Background/objectives: Sleep has been shown to enhance creativity, but the reason for this enhancement is not entirely known. There are several different physiologic states associated with sleep. In addition to rapid (REM) and non-rapid eye movement (NREM) sleep, NREM sleep can be broken down into Stages (1-4) that are characterized by the degree of EEG slow-wave activity. In addition, during NREM sleep the cyclic alternating pattern (CAPs) of EEG activity has been described which can also be divided into three subtypes (A1-A3) according to the frequency of the EEG waves. Differences in CAP subtype ratios have been previously linked to cognitive performances. The purpose of this study was to asses the relationship between CAP activity during sleep and creativity.

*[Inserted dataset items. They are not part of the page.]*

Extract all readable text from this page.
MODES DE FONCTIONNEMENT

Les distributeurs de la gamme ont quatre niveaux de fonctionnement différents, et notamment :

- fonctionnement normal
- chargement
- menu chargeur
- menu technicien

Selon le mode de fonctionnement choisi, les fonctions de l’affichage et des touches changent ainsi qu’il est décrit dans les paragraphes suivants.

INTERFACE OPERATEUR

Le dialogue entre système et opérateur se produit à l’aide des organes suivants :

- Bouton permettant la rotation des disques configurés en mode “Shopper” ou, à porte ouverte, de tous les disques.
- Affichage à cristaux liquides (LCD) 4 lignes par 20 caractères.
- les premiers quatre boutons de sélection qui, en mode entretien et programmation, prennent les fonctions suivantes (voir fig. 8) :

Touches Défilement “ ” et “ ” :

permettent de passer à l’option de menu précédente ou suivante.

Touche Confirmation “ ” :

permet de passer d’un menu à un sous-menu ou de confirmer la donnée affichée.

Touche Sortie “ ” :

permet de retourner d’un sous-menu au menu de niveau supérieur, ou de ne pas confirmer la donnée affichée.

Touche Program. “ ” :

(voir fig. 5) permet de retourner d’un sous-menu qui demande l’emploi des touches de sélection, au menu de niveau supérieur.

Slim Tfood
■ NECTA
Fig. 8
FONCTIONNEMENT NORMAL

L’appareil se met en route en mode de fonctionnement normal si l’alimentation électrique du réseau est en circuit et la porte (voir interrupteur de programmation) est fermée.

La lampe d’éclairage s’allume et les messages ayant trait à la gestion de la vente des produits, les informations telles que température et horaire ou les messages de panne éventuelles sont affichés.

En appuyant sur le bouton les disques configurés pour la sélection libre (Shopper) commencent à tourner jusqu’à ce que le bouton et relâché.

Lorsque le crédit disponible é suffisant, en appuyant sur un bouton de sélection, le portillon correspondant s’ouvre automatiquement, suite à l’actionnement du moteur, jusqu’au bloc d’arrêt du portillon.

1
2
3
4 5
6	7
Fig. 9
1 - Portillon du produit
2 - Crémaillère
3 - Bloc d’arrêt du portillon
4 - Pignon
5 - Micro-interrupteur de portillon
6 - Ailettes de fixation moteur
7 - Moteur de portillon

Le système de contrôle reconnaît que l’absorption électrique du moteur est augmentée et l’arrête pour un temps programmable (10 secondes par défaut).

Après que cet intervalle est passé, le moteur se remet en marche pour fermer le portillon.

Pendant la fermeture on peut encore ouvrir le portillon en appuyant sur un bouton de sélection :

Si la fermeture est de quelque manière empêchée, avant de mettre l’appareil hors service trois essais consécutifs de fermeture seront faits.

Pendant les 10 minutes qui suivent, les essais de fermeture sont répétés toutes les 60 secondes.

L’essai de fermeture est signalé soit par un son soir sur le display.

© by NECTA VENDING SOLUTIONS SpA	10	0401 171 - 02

Methods: The participants were eight healthy young adults (four women) who underwent three consecutive nights of polysomnographic recording and took the Abbreviated Torrance Test for Adults (ATTA) on the second and third mornings after the recordings.
Results: There were positive correlations between Stage 1 of NREM sleep and some measures of creativity such as fluency (R=.797; p=.029) and flexibility (R=.43; p=.002), between Stage 4 of NREM sleep and originality (R=.779; p=.034) and a global measure of figural creativity (R=.758; p=.040). There was also a negative correlation between REM sleep and originality (R=-.827; p=.042). During NREM sleep the CAP rate, which in young people reflects primarily the A1 subtype, also correlated with originality (R=.765; p=.038).
Conclusions: NREM sleep is associated with low levels of cortical arousal, and low cortical arousal may enhance the ability of people to access to the remote associations that are critical for creative innovations. In addition, A1 CAP subtypes reflect frontal activity, and the frontal lobes are important for divergent thinking, also a critical aspect of creativity.